You can prevent the depositing of cookies by going to the cookie settings of your internet browser and object to the depositing of cookies for our platform or generally for all websites. There you can also delete previously deposited cookies.
10. Your Rights
Regarding the personal data, which we process about you, you have the following rights:
You have the right to demand a confirmation from us, as to whether we are processing your personal data. If this is the case, we will share with you the saved personal data about you and further information in accordance with Article 15 Paragraph 1 and 2 GDPR.
You have the right to correct any incorrect personal data concerning you without delay. In consideration of the purposes of processing, you also have the right to demand the completion of incomplete personal data – also via a supplementary communication.
You can demand the immediate deletion of personal data concerning you under the provisions of Article 17 Paragraph 1 GDPR, if their processing is not required by Article 17 Paragraph 3 GDPR.
You may require us to restrict the processing of your data, if one of the requirements from Article 18 Paragraph 1 GDPR exists. You can particularly request a restriction instead of a deletion.
We will share every amendment to or deletion of your personal data and a restriction of the processing with all recipients, with whom we have disclosed your personal data, unless this proves to be impossible or is associated with a disproportionate effort. We will also inform you about these recipients, if you demand it.
You have the right to receive the personal data which you have provided us in a structured, accessible and machine-readable format and you may request, that we transmit this data to another responsible person, in as far as this is technically possible.
In as far as data processing is based on your consent, you have the right to withdraw your consent at any time. By withdrawing your consent, the lawfulness of the data processing that has taken place until your withdrawal is not affected.
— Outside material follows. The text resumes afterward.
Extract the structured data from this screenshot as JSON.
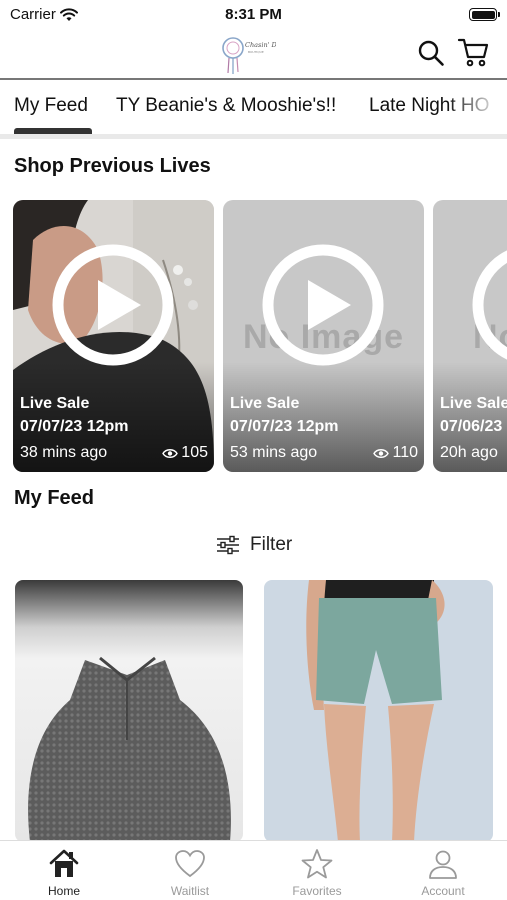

RIGHT TO OBJECT: FOR REASONS THAT RESULT FROM YOUR SPECIFIC SITUATION, YOU CAN OBJECT TO THE PROCESSING OF YOUR PERSONAL DATA AT ANY TIME; this right to object exists with regards to the processing of data, which, on the basis of Article 6 Paragraph 1 letter f GDPR, protects legitimate interests on our part or a third party, so far as your interests or fundamental rights and freedoms, which the protection of personal data demands, do not outweigh it. If you exercise your right to object, we will no longer process the data in question, unless we can prove compelling legitimate grounds for the processing, which outweigh your interests, rights and freedoms, or that the processing serves the enforcement, exercise or defence of legal claims.
IN THE CASE THAT WE PROCESS PERSONAL DATA FOR DIRECT MAILING (FOR INSTANCE, NEWSLETTER), YOU CAN OBJECT AT ANY TIME TO THE PROCESSING OF YOUR PERSONAL DATA FOR THE PURPOSE OF SUCH ADVERTISING, WITH THE CONSEQUENCE THAT WE WILL NO LONGER PROCESS YOUR DATA FOR THESE PURPOSES.
When you are of the opinion, that the processing of your personal data violates the GDPR, you can lodge a complaint with a regulatory authority, particularly in the state of your place of residence, your workplace or the location of the alleged violation. This does not exclude other administrative or legal challenges.
For us, the locally responsible supervisory authority for data protection is the
Berliner Beauftragte für Datenschutz und Informationsfreiheit, Friedrichstraße 219, 10969 Berlin.